Remarking on the U.S. announcement, Secretary of State Antony Blinken said, “The United States is pleased to resume support for UNRWA’s services, including an education for over 500,000 Palestinian boys and girls, thereby providing hope and stability in UNRWA’s five fields of operation in Lebanon, Jordan, Syria, and the West Bank and Gaza Strip.”
The newly announced U.S. funding will support the overall UNRWA programme budget -- the majority of which funds the operation of more than 700 schools educating over half a million children and almost 150 primary health clinics providing 8.5 million patient consultations a year -- as well as emergency appeals to respond to dire humanitarian challenges in Syria, the West Bank (including in East Jerusalem) and Gaza. These funds will support food, emergency cash assistance, emergency health, mental health and psychosocial support, education in emergencies, protection, water and sanitation, and COVID-19 response.
UNRWA Commissioner-General Philippe Lazzarini expressed gratitude for the renewed UNRWA-U.S. relationship and welcomed the funding disbursement.
“UNRWA and the United States are historical partners in working together, alongside other generous UN Member States, to ensure that Palestine refugees can thrive.
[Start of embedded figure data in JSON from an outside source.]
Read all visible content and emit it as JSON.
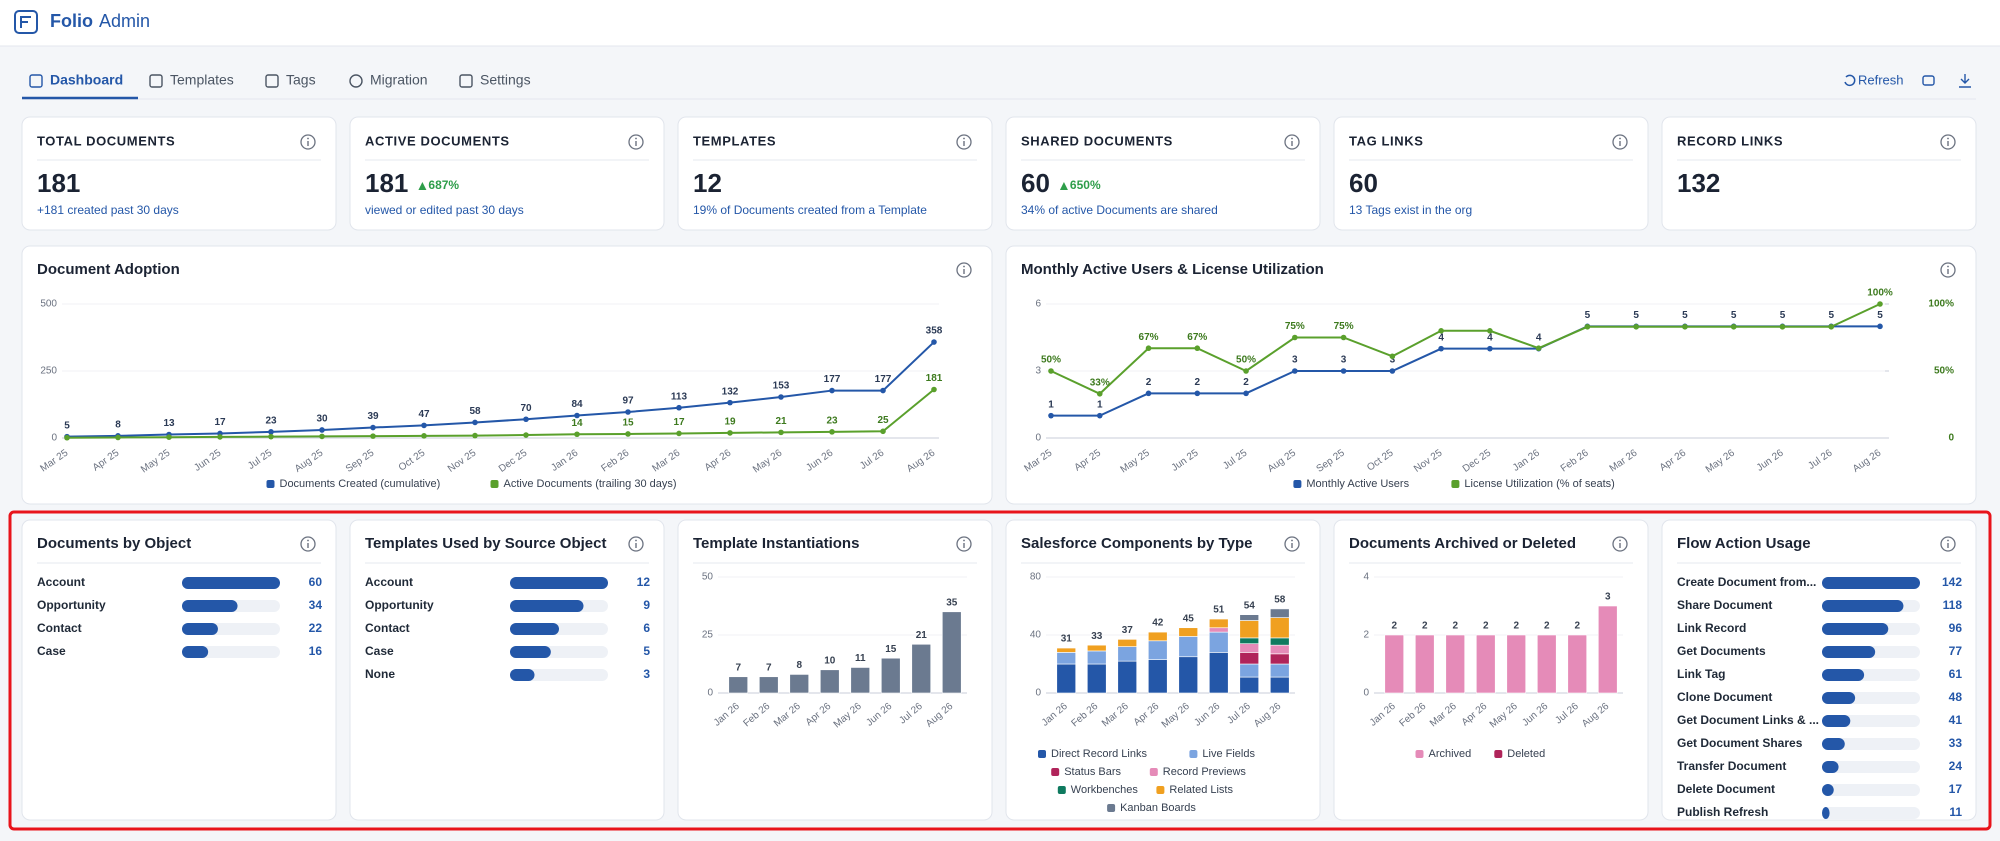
{
  "header": {
    "product": "Folio",
    "app": "Admin"
  },
  "tabs": [
    "Dashboard",
    "Templates",
    "Tags",
    "Migration",
    "Settings"
  ],
  "actions": {
    "refresh": "Refresh"
  },
  "kpis": [
    {
      "label": "TOTAL DOCUMENTS",
      "value": 181,
      "note": "+181 created past 30 days"
    },
    {
      "label": "ACTIVE DOCUMENTS",
      "value": 181,
      "delta": "687%",
      "note": "viewed or edited past 30 days"
    },
    {
      "label": "TEMPLATES",
      "value": 12,
      "note": "19% of Documents created from a Template"
    },
    {
      "label": "SHARED DOCUMENTS",
      "value": 60,
      "delta": "650%",
      "note": "34% of active Documents are shared"
    },
    {
      "label": "TAG LINKS",
      "value": 60,
      "note": "13 Tags exist in the org"
    },
    {
      "label": "RECORD LINKS",
      "value": 132
    }
  ],
  "charts": [
    {
      "type": "line",
      "title": "Document Adoption",
      "categories": [
        "Mar 25",
        "Apr 25",
        "May 25",
        "Jun 25",
        "Jul 25",
        "Aug 25",
        "Sep 25",
        "Oct 25",
        "Nov 25",
        "Dec 25",
        "Jan 26",
        "Feb 26",
        "Mar 26",
        "Apr 26",
        "May 26",
        "Jun 26",
        "Jul 26",
        "Aug 26"
      ],
      "ylim": [
        0,
        500
      ],
      "yticks": [
        0,
        250,
        500
      ],
      "series": [
        {
          "name": "Documents Created (cumulative)",
          "color": "#2457a8",
          "values": [
            5,
            8,
            13,
            17,
            23,
            30,
            39,
            47,
            58,
            70,
            84,
            97,
            113,
            132,
            153,
            177,
            177,
            358
          ]
        },
        {
          "name": "Active Documents (trailing 30 days)",
          "color": "#5aa02c",
          "values": [
            1,
            2,
            3,
            4,
            5,
            6,
            7,
            8,
            9,
            11,
            14,
            15,
            17,
            19,
            21,
            23,
            25,
            181
          ],
          "value_labels": [
            null,
            null,
            null,
            null,
            null,
            null,
            null,
            null,
            null,
            null,
            "14",
            "15",
            "17",
            "19",
            "21",
            "23",
            "25",
            "181"
          ]
        }
      ]
    },
    {
      "type": "line",
      "title": "Monthly Active Users & License Utilization",
      "categories": [
        "Mar 25",
        "Apr 25",
        "May 25",
        "Jun 25",
        "Jul 25",
        "Aug 25",
        "Sep 25",
        "Oct 25",
        "Nov 25",
        "Dec 25",
        "Jan 26",
        "Feb 26",
        "Mar 26",
        "Apr 26",
        "May 26",
        "Jun 26",
        "Jul 26",
        "Aug 26"
      ],
      "ylim": [
        0,
        6
      ],
      "yticks": [
        0,
        3,
        6
      ],
      "y2lim": [
        0,
        100
      ],
      "y2ticks": [
        0,
        {
          "value": 50,
          "label": "50%"
        },
        {
          "value": 100,
          "label": "100%"
        }
      ],
      "series": [
        {
          "name": "Monthly Active Users",
          "color": "#2457a8",
          "values": [
            1,
            1,
            2,
            2,
            2,
            3,
            3,
            3,
            4,
            4,
            4,
            5,
            5,
            5,
            5,
            5,
            5,
            5
          ]
        },
        {
          "name": "License Utilization (% of seats)",
          "color": "#5aa02c",
          "axis": "y2",
          "values": [
            50,
            33,
            67,
            67,
            50,
            75,
            75,
            61,
            80,
            80,
            67,
            83,
            83,
            83,
            83,
            83,
            83,
            100
          ],
          "value_labels": [
            "50%",
            "33%",
            "67%",
            "67%",
            "50%",
            "75%",
            "75%",
            null,
            null,
            null,
            null,
            null,
            null,
            null,
            null,
            null,
            null,
            "100%"
          ]
        }
      ]
    },
    {
      "type": "hbar",
      "title": "Documents by Object",
      "color": "#2457a8",
      "xlim": [
        0,
        60
      ],
      "categories": [
        "Account",
        "Opportunity",
        "Contact",
        "Case"
      ],
      "values": [
        60,
        34,
        22,
        16
      ]
    },
    {
      "type": "hbar",
      "title": "Templates Used by Source Object",
      "color": "#2457a8",
      "xlim": [
        0,
        12
      ],
      "categories": [
        "Account",
        "Opportunity",
        "Contact",
        "Case",
        "None"
      ],
      "values": [
        12,
        9,
        6,
        5,
        3
      ]
    },
    {
      "type": "stacked",
      "title": "Template Instantiations",
      "categories": [
        "Jan 26",
        "Feb 26",
        "Mar 26",
        "Apr 26",
        "May 26",
        "Jun 26",
        "Jul 26",
        "Aug 26"
      ],
      "ylim": [
        0,
        50
      ],
      "yticks": [
        0,
        25,
        50
      ],
      "series": [
        {
          "color": "#6b7a90",
          "values": [
            7,
            7,
            8,
            10,
            11,
            15,
            21,
            35
          ]
        }
      ]
    },
    {
      "type": "stacked",
      "title": "Salesforce Components by Type",
      "categories": [
        "Jan 26",
        "Feb 26",
        "Mar 26",
        "Apr 26",
        "May 26",
        "Jun 26",
        "Jul 26",
        "Aug 26"
      ],
      "ylim": [
        0,
        80
      ],
      "yticks": [
        0,
        40,
        80
      ],
      "totals": [
        31,
        33,
        37,
        42,
        45,
        51,
        54,
        58
      ],
      "series": [
        {
          "name": "Direct Record Links",
          "color": "#2457a8",
          "values": [
            20,
            20,
            22,
            23,
            25,
            28,
            11,
            11
          ]
        },
        {
          "name": "Live Fields",
          "color": "#7ba4e0",
          "values": [
            8,
            9,
            10,
            13,
            14,
            14,
            9,
            9
          ]
        },
        {
          "name": "Status Bars",
          "color": "#b0245a",
          "values": [
            0,
            0,
            0,
            0,
            0,
            0,
            8,
            7
          ]
        },
        {
          "name": "Record Previews",
          "color": "#e58bb8",
          "values": [
            0,
            0,
            0,
            0,
            0,
            3,
            6,
            6
          ]
        },
        {
          "name": "Workbenches",
          "color": "#0f7a5f",
          "values": [
            0,
            0,
            0,
            0,
            0,
            0,
            4,
            5
          ]
        },
        {
          "name": "Related Lists",
          "color": "#f0a020",
          "values": [
            3,
            4,
            5,
            6,
            6,
            6,
            12,
            14
          ]
        },
        {
          "name": "Kanban Boards",
          "color": "#6b7a90",
          "values": [
            0,
            0,
            0,
            0,
            0,
            0,
            4,
            6
          ]
        }
      ]
    },
    {
      "type": "stacked",
      "title": "Documents Archived or Deleted",
      "categories": [
        "Jan 26",
        "Feb 26",
        "Mar 26",
        "Apr 26",
        "May 26",
        "Jun 26",
        "Jul 26",
        "Aug 26"
      ],
      "ylim": [
        0,
        4
      ],
      "yticks": [
        0,
        2,
        4
      ],
      "series": [
        {
          "name": "Archived",
          "color": "#e58bb8",
          "values": [
            2,
            2,
            2,
            2,
            2,
            2,
            2,
            3
          ]
        },
        {
          "name": "Deleted",
          "color": "#b0245a",
          "values": [
            0,
            0,
            0,
            0,
            0,
            0,
            0,
            0
          ]
        }
      ]
    },
    {
      "type": "hbar",
      "title": "Flow Action Usage",
      "color": "#2457a8",
      "xlim": [
        0,
        142
      ],
      "categories": [
        "Create Document from...",
        "Share Document",
        "Link Record",
        "Get Documents",
        "Link Tag",
        "Clone Document",
        "Get Document Links & ...",
        "Get Document Shares",
        "Transfer Document",
        "Delete Document",
        "Publish Refresh"
      ],
      "values": [
        142,
        118,
        96,
        77,
        61,
        48,
        41,
        33,
        24,
        17,
        11
      ]
    }
  ]
}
UNRWA could not be more pleased that once again we will partner with the United States to provide critical assistance to some of the most vulnerable refugees across the Middle East and fulfill our mandate to educate and provide primary health care to millions of refugees every day”, said Lazzarini.
“There is no other institution that does what UNRWA does, and we are committed to protecting the safety, health and future of the millions of refugees we serve. The U.S. contribution comes at a critical moment, as we continue to adjust to the challenges the COVID-19 pandemic presents. We encourage all Member States to contribute to UNRWA”, he added.